The other organ-donation scenario involves cardiac death, in which the family of a patient decides to end life-sustaining treatment and remove the patient from a ventilator, allowing the heart to stop. In these cases, only the liver and kidneys can be transplanted.
Organ donation involves the coordinated efforts of the hospital caring for the donor, the transplant center caring for the recipient, and an OPO making arrangements for the transplant.
The Living Legacy Foundation of Maryland serves as the OPO for most of the state, while the Washington Regional Transplant Consortium covers Charles, Montgomery and Prince George's counties.
Other organizations are responsible for coordinating transplants of tissue and eyes, which go through a quarantine process and can be preserved much longer outside the body.

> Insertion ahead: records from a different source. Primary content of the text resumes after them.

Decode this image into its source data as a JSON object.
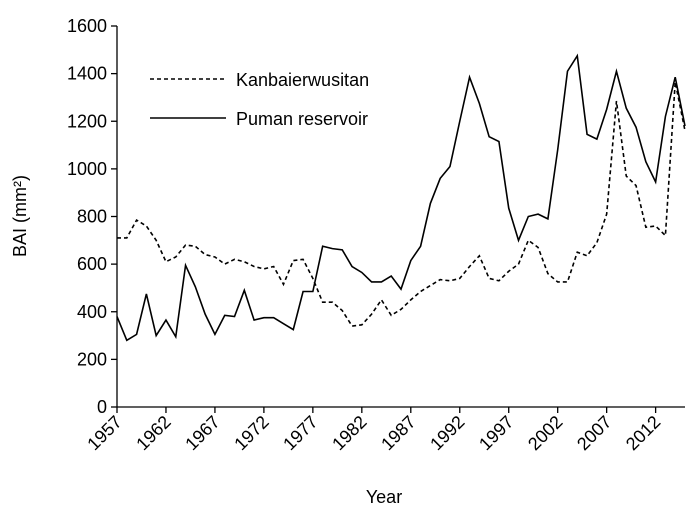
{
  "chart_data": {
    "type": "line",
    "x_label": "Year",
    "y_label": "BAI (mm²)",
    "x": [
      1957,
      1958,
      1959,
      1960,
      1961,
      1962,
      1963,
      1964,
      1965,
      1966,
      1967,
      1968,
      1969,
      1970,
      1971,
      1972,
      1973,
      1974,
      1975,
      1976,
      1977,
      1978,
      1979,
      1980,
      1981,
      1982,
      1983,
      1984,
      1985,
      1986,
      1987,
      1988,
      1989,
      1990,
      1991,
      1992,
      1993,
      1994,
      1995,
      1996,
      1997,
      1998,
      1999,
      2000,
      2001,
      2002,
      2003,
      2004,
      2005,
      2006,
      2007,
      2008,
      2009,
      2010,
      2011,
      2012,
      2013,
      2014,
      2015
    ],
    "series": [
      {
        "name": "Kanbaierwusitan",
        "color": "#000000",
        "style": "dashed",
        "values": [
          710,
          710,
          785,
          760,
          700,
          610,
          630,
          680,
          675,
          640,
          630,
          600,
          620,
          610,
          590,
          580,
          590,
          515,
          615,
          620,
          540,
          440,
          440,
          405,
          340,
          345,
          390,
          450,
          385,
          410,
          450,
          485,
          510,
          535,
          530,
          540,
          590,
          635,
          540,
          530,
          570,
          600,
          700,
          670,
          560,
          525,
          525,
          650,
          635,
          690,
          810,
          1285,
          970,
          930,
          755,
          760,
          720,
          1365,
          1160
        ]
      },
      {
        "name": "Puman reservoir",
        "color": "#000000",
        "style": "solid",
        "values": [
          380,
          280,
          305,
          475,
          300,
          365,
          295,
          595,
          505,
          390,
          305,
          385,
          380,
          490,
          365,
          375,
          375,
          350,
          325,
          485,
          485,
          675,
          665,
          660,
          590,
          565,
          525,
          525,
          550,
          495,
          615,
          675,
          855,
          960,
          1010,
          1200,
          1385,
          1275,
          1135,
          1115,
          835,
          700,
          800,
          810,
          790,
          1080,
          1410,
          1475,
          1145,
          1125,
          1250,
          1410,
          1255,
          1175,
          1030,
          945,
          1220,
          1385,
          1180
        ]
      }
    ],
    "xlim": [
      1957,
      2015
    ],
    "xticks": [
      1957,
      1962,
      1967,
      1972,
      1977,
      1982,
      1987,
      1992,
      1997,
      2002,
      2007,
      2012
    ],
    "ylim": [
      0,
      1600
    ],
    "yticks": [
      0,
      200,
      400,
      600,
      800,
      1000,
      1200,
      1400,
      1600
    ],
    "grid": false,
    "legend": "upper left"
  }
}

According to Gelman, most of the state hospitals notify the Living Legacy Foundation of the death of someone who could serve as a donor. The organization checks the Maryland donor registry to see if the person is listed, and sends representatives to speak with the family, either to inform them that the person was registered or to discuss the possibility of organ donation.
Before organs can be transplanted, the donor's social and medical history must be researched to determine which organs are suitable for transplant.
After searching the United Network for Organ Sharing database for potential recipients, the Living Legacy Foundation contacts the appropriate transplant center. If the donation is accepted, the foundation arranges to transport the organ.
Organs can go to one of the two transplant centers in Maryland or to another on the East Coast, depending on how long the organ can be preserved outside the body. Saving lives
Last year, the 120 people who became donors in Maryland after they died provided 476 transplanted organs, according to the Organ Procurement and Transplantation Network's website. But as of July 8, there were 2,212 Maryland residents waiting for organ transplants.
Donors such as Micciche and Potts make a real difference.
"(Micciche) saved seven lives," said Donovan of Anne Arundel Medical Center.
Donovan said the hospital has retrieved organs from three donors so far this year and from five last year. In the past few years, she said, the hospital has seen more patients who at the time of their deaths are found to have registered as donors. She attributes this in part to increased public awareness.
Even if a person has not been registered as an organ donor but is eligible to be one, "it's seldom we have a family turn down organ donation," Donovan said.